This is one of the loonier[1] ideas to be found on Overcoming Bias (and that’s quite saying something). Exercise for the reader: test this idea that sharing opinions screens off the usefulness of sharing evidence with the following real-world scenario. I have participated in this scenario several times and know what the correct answer is.
Verbal abuse is not a productive response to the results of an abstract model. Extended imaginary scenarios are not a productive response either. Neither explains why the proofs are wrong or inapplicable, or if inapplicable, why they do not serve useful intellectual purposes such as proving some other claim by contradiction or serving as an ideal to aspire to. Please try to do better.
Your real world scenario tells you that sometimes sharing evidence will move judgements in the right direction.
Thinking that Robert Hanson or someone else on Overcoming Bias hasn’t thought of that argument is naive. Robert Hanson might sometimes make arguments that are wrong but he’s not stupid. If you are treating him as if he would be, then you are likely arguing against a strawman.
Apart from that your example also has strange properties like only four different kind of judgements that reviewers are allowed to make.

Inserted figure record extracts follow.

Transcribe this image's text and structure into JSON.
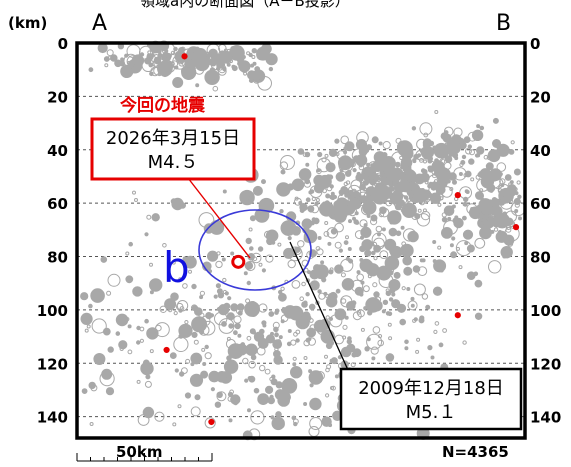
{
  "chart_data": {
    "type": "scatter",
    "title": "領域a内の断面図（A－B投影）",
    "y_unit": "(km)",
    "ylim": [
      0,
      148
    ],
    "y_ticks": [
      0,
      20,
      40,
      60,
      80,
      100,
      120,
      140
    ],
    "gridlines": [
      20,
      40,
      60,
      80,
      100,
      120,
      140
    ],
    "left_label": "A",
    "right_label": "B",
    "scale_label": "50km",
    "count_label": "N=4365",
    "region_label": "b",
    "colors": {
      "events": "#a8a8a8",
      "highlight": "#e60000",
      "region": "#3a3ad8",
      "region_label": "#1010e0"
    },
    "callout_current": {
      "header": "今回の地震",
      "date": "2026年3月15日",
      "magnitude": "M4.５"
    },
    "callout_past": {
      "date": "2009年12月18日",
      "magnitude": "M5.１"
    },
    "highlighted_events": [
      {
        "x_frac": 0.36,
        "depth": 82,
        "size": "large"
      },
      {
        "x_frac": 0.24,
        "depth": 5,
        "size": "small"
      },
      {
        "x_frac": 0.2,
        "depth": 115,
        "size": "small"
      },
      {
        "x_frac": 0.3,
        "depth": 142,
        "size": "small"
      },
      {
        "x_frac": 0.85,
        "depth": 57,
        "size": "small"
      },
      {
        "x_frac": 0.98,
        "depth": 69,
        "size": "small"
      },
      {
        "x_frac": 0.85,
        "depth": 102,
        "size": "small"
      }
    ]
  }
}
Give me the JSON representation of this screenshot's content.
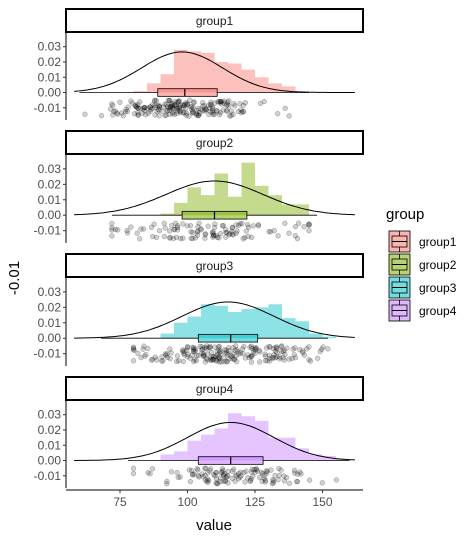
{
  "chart_data": {
    "type": "histogram-density-boxplot-jitter",
    "xlabel": "value",
    "ylabel": "-0.01",
    "xlim": [
      55,
      165
    ],
    "ylim": [
      -0.018,
      0.039
    ],
    "x_ticks": [
      {
        "value": 75,
        "label": "75"
      },
      {
        "value": 100,
        "label": "100"
      },
      {
        "value": 125,
        "label": "125"
      },
      {
        "value": 150,
        "label": "150"
      }
    ],
    "y_ticks": [
      {
        "value": 0.03,
        "label": "0.03"
      },
      {
        "value": 0.02,
        "label": "0.02"
      },
      {
        "value": 0.01,
        "label": "0.01"
      },
      {
        "value": 0.0,
        "label": "0.00"
      },
      {
        "value": -0.01,
        "label": "-0.01"
      }
    ],
    "legend": {
      "title": "group",
      "position": "right"
    },
    "bin_edges": [
      60,
      65,
      70,
      75,
      80,
      85,
      90,
      95,
      100,
      105,
      110,
      115,
      120,
      125,
      130,
      135,
      140,
      145,
      150,
      155,
      160,
      165
    ],
    "series": [
      {
        "name": "group1",
        "color": "#F8766D",
        "density": [
          0,
          0,
          0,
          0,
          0.001,
          0.006,
          0.012,
          0.028,
          0.027,
          0.026,
          0.02,
          0.019,
          0.015,
          0.01,
          0.006,
          0.004,
          0.001,
          0,
          0,
          0,
          0
        ],
        "normal": {
          "mean": 98,
          "sd": 15
        },
        "box": {
          "q1": 89,
          "median": 99,
          "q3": 111,
          "whisker_low": 60,
          "whisker_high": 145
        },
        "jitter": {
          "min": 62,
          "max": 145,
          "count": 200
        }
      },
      {
        "name": "group2",
        "color": "#7CAE00",
        "density": [
          0,
          0,
          0,
          0,
          0,
          0,
          0.001,
          0.008,
          0.018,
          0.013,
          0.027,
          0.012,
          0.034,
          0.019,
          0.013,
          0.007,
          0.007,
          0,
          0,
          0,
          0
        ],
        "normal": {
          "mean": 110,
          "sd": 18
        },
        "box": {
          "q1": 98,
          "median": 110,
          "q3": 122,
          "whisker_low": 72,
          "whisker_high": 148
        },
        "jitter": {
          "min": 72,
          "max": 145,
          "count": 110
        }
      },
      {
        "name": "group3",
        "color": "#00BFC4",
        "density": [
          0,
          0,
          0,
          0,
          0,
          0,
          0.003,
          0.01,
          0.014,
          0.022,
          0.021,
          0.017,
          0.019,
          0.02,
          0.022,
          0.013,
          0.011,
          0.003,
          0.001,
          0,
          0
        ],
        "normal": {
          "mean": 115,
          "sd": 17
        },
        "box": {
          "q1": 104,
          "median": 116,
          "q3": 126,
          "whisker_low": 68,
          "whisker_high": 152
        },
        "jitter": {
          "min": 80,
          "max": 152,
          "count": 200
        }
      },
      {
        "name": "group4",
        "color": "#C77CFF",
        "density": [
          0,
          0,
          0,
          0,
          0,
          0,
          0.004,
          0.006,
          0.013,
          0.017,
          0.021,
          0.031,
          0.029,
          0.026,
          0.015,
          0.015,
          0.008,
          0.004,
          0.003,
          0.001,
          0
        ],
        "normal": {
          "mean": 116,
          "sd": 16
        },
        "box": {
          "q1": 104,
          "median": 116,
          "q3": 128,
          "whisker_low": 78,
          "whisker_high": 160
        },
        "jitter": {
          "min": 80,
          "max": 162,
          "count": 120
        }
      }
    ]
  }
}
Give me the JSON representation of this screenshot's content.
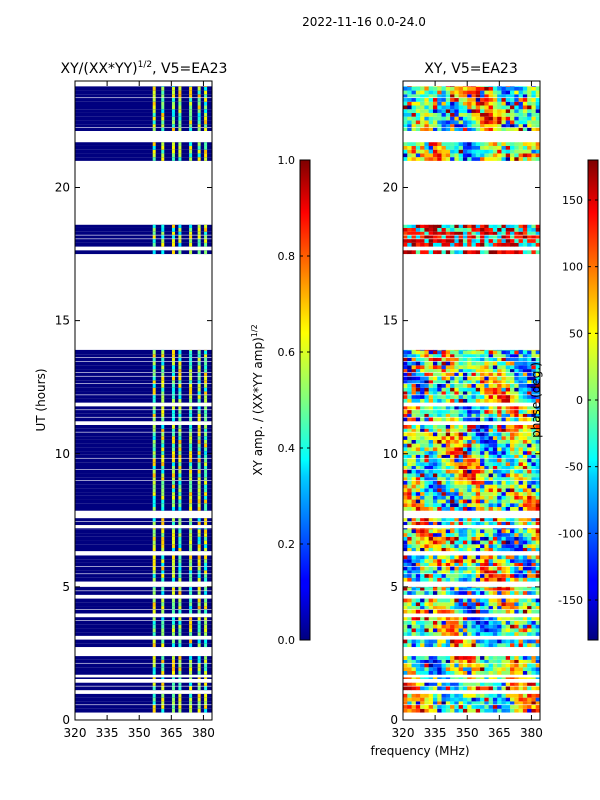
{
  "figure_title": "2022-11-16 0.0-24.0",
  "colors": {
    "band_blue": "#00007f",
    "frame": "#000000",
    "background": "#ffffff"
  },
  "chart_data": [
    {
      "type": "heatmap",
      "title_main": "XY/(XX*YY)",
      "title_sup": "1/2",
      "title_rest": ", V5=EA23",
      "xlabel": "",
      "ylabel": "UT (hours)",
      "xlim": [
        320,
        384
      ],
      "ylim": [
        0,
        24
      ],
      "xticks": [
        320,
        335,
        350,
        365,
        380
      ],
      "yticks": [
        0,
        5,
        10,
        15,
        20
      ],
      "colorbar": {
        "label_main": "XY amp. / (XX*YY amp)",
        "label_sup": "1/2",
        "range": [
          0.0,
          1.0
        ],
        "ticks": [
          "0.0",
          "0.2",
          "0.4",
          "0.6",
          "0.8",
          "1.0"
        ],
        "colormap": "jet"
      }
    },
    {
      "type": "heatmap",
      "title": "XY, V5=EA23",
      "xlabel": "frequency (MHz)",
      "ylabel": "",
      "xlim": [
        320,
        384
      ],
      "ylim": [
        0,
        24
      ],
      "xticks": [
        320,
        335,
        350,
        365,
        380
      ],
      "yticks": [
        0,
        5,
        10,
        15,
        20
      ],
      "colorbar": {
        "label": "phase (deg.)",
        "range": [
          -180,
          180
        ],
        "ticks": [
          -150,
          -100,
          -50,
          0,
          50,
          100,
          150
        ],
        "colormap": "jet"
      }
    }
  ],
  "data_segments_ut_hours": [
    [
      0.0,
      1.6
    ],
    [
      1.7,
      2.4
    ],
    [
      2.6,
      5.0
    ],
    [
      5.2,
      7.2
    ],
    [
      7.3,
      13.9
    ],
    [
      17.2,
      17.3
    ],
    [
      17.5,
      18.6
    ],
    [
      21.0,
      21.7
    ],
    [
      22.1,
      23.8
    ]
  ],
  "bright_channels_mhz": [
    357,
    361,
    366,
    369,
    374,
    378,
    381
  ]
}
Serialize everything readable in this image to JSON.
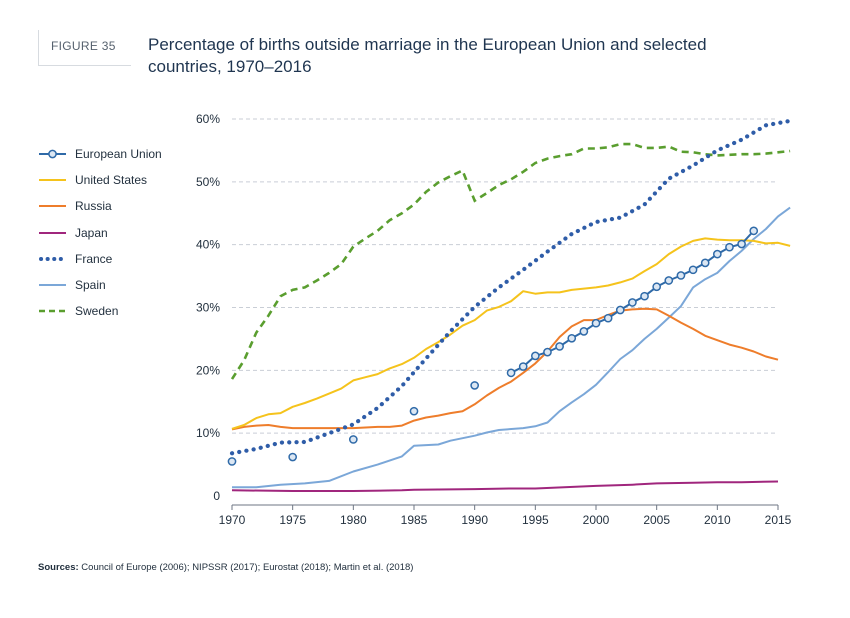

Why would anyone choose four?
Your real world scenario tells you that sometimes sharing evidence will move judgements in the right direction.
It is a lot more than “sometimes”. In my experience (mainly in computing) no journal editor or conference chair will accept a referee’s report that provides nothing but an overall rating of the paper. The rubric for the referees often explicitly states that. Where ratings of the same paper differ substantially among referees, the reasons for those differing judgements are examined.
Apart from that your example also has strange properties like only four different kind of judgements that reviewers are allowed to make. Why would anyone choose four?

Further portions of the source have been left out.